The measure creates a supplemental surcharge on top of the city's existing real estate transfer tax, a progressive rate ranging from a 24 percent tax on the sale of a property within one year of its purchase to 14 percent if sold between four and five years later.

In addition to levying the tax, the measure would also give the Board of Supervisors the power to waive that tax "subject to certain affordability-based restrictions on the occupancy of the real property," giving the city leverage to expand and preserve deed-restricted affordable housing.

Meanwhile, there's been a flurry of backroom negotiations surrounding the City Housing Balance Requirement measure sponsored by Sup.
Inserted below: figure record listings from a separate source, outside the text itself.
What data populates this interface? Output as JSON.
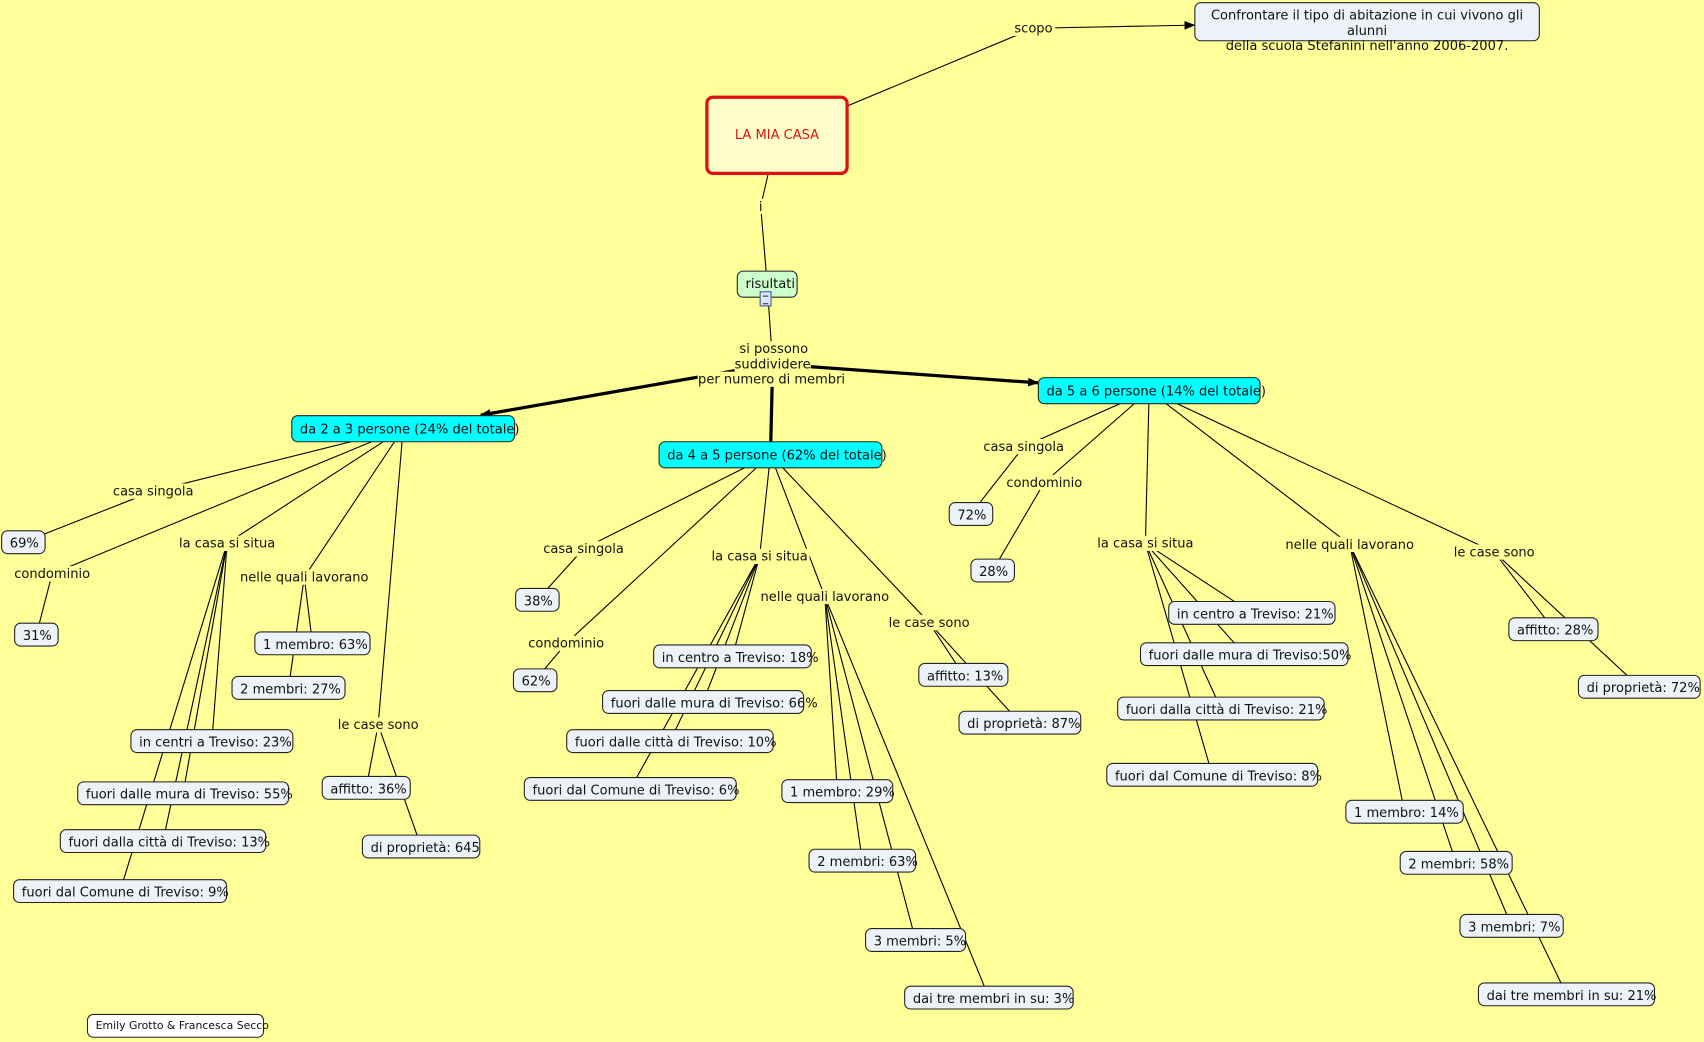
{
  "purpose": "Confrontare il tipo di abitazione in cui vivono gli alunni\ndella scuola Stefanini nell'anno 2006-2007.",
  "link_scopo": "scopo",
  "root": "LA MIA CASA",
  "link_i": "i",
  "results": "risultati",
  "link_divide": "si possono\nsuddividere\nper numero di membri",
  "groups": [
    {
      "title": "da 2 a 3 persone (24% del totale)",
      "casa_singola_label": "casa singola",
      "casa_singola": "69%",
      "condominio_label": "condominio",
      "condominio": "31%",
      "situa_label": "la casa si situa",
      "situa": [
        "in centri a Treviso: 23%",
        "fuori dalle mura di Treviso: 55%",
        "fuori dalla città di Treviso: 13%",
        "fuori dal Comune di Treviso: 9%"
      ],
      "lavorano_label": "nelle quali lavorano",
      "lavorano": [
        "1 membro: 63%",
        "2 membri: 27%"
      ],
      "case_label": "le case sono",
      "case": [
        "affitto: 36%",
        "di proprietà: 645"
      ]
    },
    {
      "title": "da 4 a 5 persone (62% del totale)",
      "casa_singola_label": "casa singola",
      "casa_singola": "38%",
      "condominio_label": "condominio",
      "condominio": "62%",
      "situa_label": "la casa si situa",
      "situa": [
        "in centro a Treviso: 18%",
        "fuori dalle mura di Treviso: 66%",
        "fuori dalle città di Treviso: 10%",
        "fuori dal Comune di Treviso: 6%"
      ],
      "lavorano_label": "nelle quali lavorano",
      "lavorano": [
        "1 membro: 29%",
        "2 membri: 63%",
        "3 membri: 5%",
        "dai tre membri in su: 3%"
      ],
      "case_label": "le case sono",
      "case": [
        "affitto: 13%",
        "di proprietà: 87%"
      ]
    },
    {
      "title": "da 5 a 6 persone (14% del totale)",
      "casa_singola_label": "casa singola",
      "casa_singola": "72%",
      "condominio_label": "condominio",
      "condominio": "28%",
      "situa_label": "la casa si situa",
      "situa": [
        "in centro a Treviso: 21%",
        "fuori dalle mura di Treviso:50%",
        "fuori dalla città di Treviso: 21%",
        "fuori dal Comune di Treviso: 8%"
      ],
      "lavorano_label": "nelle quali lavorano",
      "lavorano": [
        "1 membro: 14%",
        "2 membri: 58%",
        "3 membri: 7%",
        "dai tre membri in su: 21%"
      ],
      "case_label": "le case sono",
      "case": [
        "affitto: 28%",
        "di proprietà: 72%"
      ]
    }
  ],
  "credits": "Emily Grotto & Francesca Secco",
  "colors": {
    "background": "#ffff99",
    "root_border": "#e01010",
    "group_fill": "#00ffff",
    "results_fill": "#ccffcc",
    "leaf_fill": "#edf2f8"
  }
}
Jane Kim, which would require market rate housing projects to get a conditional use permit and be subjected to greater scrutiny when affordable housing falls below 30 percent of total housing construction (with a number exemptions, including projects with fewer than 24 units).

That measure is scheduled for a hearing by the Rules Committee on July 24 and, as an amendment to the City Charter, it needs six votes by the Board of Supervisors to make the ballot (the anti-speculation tax is an initiative that requires only the four supervisorial signatures that it now has).

Mayor Ed Lee and his allies in the development community responded to Kim's measure by quickly cobbling together a rival initiative, Build Housing Now, which restates existing housing goals Lee announced during his State of the City speech in January and includes a poison pill that would invalidate Kim's housing balance measure.

Together, the measures will draw key battle lines in what has become the defining political question in San Francisco these days: Who gets to live here?

 

COMBATING SPECULATORS

In February, Mayor Lee and his allies in the tech world, most notably venture capitalist Ron Conway, finally joined housing and other progressive activists in decrying the role that real estate speculators have played in the city's current eviction and displacement crisis.

"We have some of the best tenant protections in the country, but unchecked real estate speculation threatens too many of our residents," Lee said in a Feb. 24 press release announcing his support for Sen. Mark Leno's Ellis Act reform measure SB 1439. "These speculators are turning a quick profit at the expense of long time tenants and do nothing to add needed housing in our City."